High Point, a 118,600-person city in North Carolina, is one of the communities that had applied for a BRIC grant and is now having to find a new way forward. The city wants to update the 100-year-old sewer system in its Southside neighborhood, which leaks tens of thousands of gallons of untreated wastewater into Richland Creek when it overflows during storms.
“We wanted to go in and take a good look at that system, make sure it’s in great shape so that as we continue to redevelop that area, that this is not an obstacle to that happening,” High Point Assistant City Manager Damon Dequenne said.
To even apply for the grant, the city had already completed the $2.7M of work for the project via in-kind services and, via a local nonprofit, had spent $30K on a consultant to put together its BRIC proposal.
While city officials had heard that the grant would be coming, they hadn’t received a letter from FEMA officially awarding the funding prior to the federal government rescinding BRIC grants.

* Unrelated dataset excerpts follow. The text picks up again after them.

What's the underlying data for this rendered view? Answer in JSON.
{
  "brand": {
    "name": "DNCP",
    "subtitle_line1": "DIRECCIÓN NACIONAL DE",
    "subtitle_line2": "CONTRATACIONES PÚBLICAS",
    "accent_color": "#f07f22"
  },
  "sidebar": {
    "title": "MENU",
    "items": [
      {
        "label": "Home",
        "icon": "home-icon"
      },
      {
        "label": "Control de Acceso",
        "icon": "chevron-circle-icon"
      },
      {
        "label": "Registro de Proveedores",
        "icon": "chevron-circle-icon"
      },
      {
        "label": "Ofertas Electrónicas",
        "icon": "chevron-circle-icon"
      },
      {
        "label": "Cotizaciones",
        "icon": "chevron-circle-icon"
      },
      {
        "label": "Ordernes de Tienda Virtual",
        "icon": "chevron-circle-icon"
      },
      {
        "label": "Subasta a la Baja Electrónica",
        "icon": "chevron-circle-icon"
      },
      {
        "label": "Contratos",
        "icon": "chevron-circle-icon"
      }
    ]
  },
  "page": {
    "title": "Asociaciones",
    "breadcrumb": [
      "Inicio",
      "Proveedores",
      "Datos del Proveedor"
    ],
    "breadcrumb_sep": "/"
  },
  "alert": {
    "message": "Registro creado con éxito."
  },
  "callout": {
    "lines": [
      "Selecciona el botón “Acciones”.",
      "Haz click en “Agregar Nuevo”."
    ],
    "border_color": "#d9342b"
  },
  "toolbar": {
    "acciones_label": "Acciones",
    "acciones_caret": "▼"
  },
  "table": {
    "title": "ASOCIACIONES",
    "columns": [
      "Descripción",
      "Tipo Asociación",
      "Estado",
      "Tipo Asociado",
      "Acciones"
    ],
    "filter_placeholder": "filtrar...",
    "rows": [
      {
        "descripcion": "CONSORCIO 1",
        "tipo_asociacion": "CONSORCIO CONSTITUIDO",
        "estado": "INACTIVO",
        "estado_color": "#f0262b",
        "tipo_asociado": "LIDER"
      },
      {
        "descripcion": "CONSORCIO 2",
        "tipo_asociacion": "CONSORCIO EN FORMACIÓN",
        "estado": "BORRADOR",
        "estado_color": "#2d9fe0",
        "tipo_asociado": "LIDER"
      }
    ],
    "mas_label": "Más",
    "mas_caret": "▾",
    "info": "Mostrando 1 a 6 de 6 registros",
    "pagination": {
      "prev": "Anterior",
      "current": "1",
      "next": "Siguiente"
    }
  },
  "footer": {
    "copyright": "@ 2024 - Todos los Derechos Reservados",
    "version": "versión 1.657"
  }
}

But because it had been expecting to receive federal help, High Point now has additional administrative and financial tasks at hand while it tries to score more deals with private partners to complete the $7.3M of work that it would have used the BRIC grant for.
The sewer system’s issues also endanger private sector investments. The affected area has seen significant growth in the last four years: Public-private partnerships have invested more than $267M in High Point’s Downtown neighborhood, which is adjacent to the area where the city would have used the BRIC grant, said Rachel Collins, CEO and president of the city’s chamber of commerce, Business High Point.
High Point isn’t trying to scale back on the project’s size, but without the grant, it will likely have to pursue the project in phases rather than the most cost-efficient route of tackling everything at once, Collins said.
Collins is working with Salinas and a handful of Duke graduate students to build new financing models for the upgrades. One strategy could involve financing resiliency projects with revenues from government bond sales, as states like New York and California have done in recent years.
Another option is braiding the capital stack, Collins said. Projects can build a new capital stack made up of partnerships between the city, local philanthropic families and developers invested in the community. They can then interweave the loans and grants so portions of each loan go toward the same purpose, instead of each funding separate project stages.
But even with all of the parties collaborating with the city, it is a long way off from having a solution.
“Without that infrastructure improvement, we’re not going to be able to continue to develop and have that redevelopment be equitable across the community instead of just in little pockets,” Collins said. “It’s made us get back to the drawing board, but it’s made us think on a broader scale of collaboration.”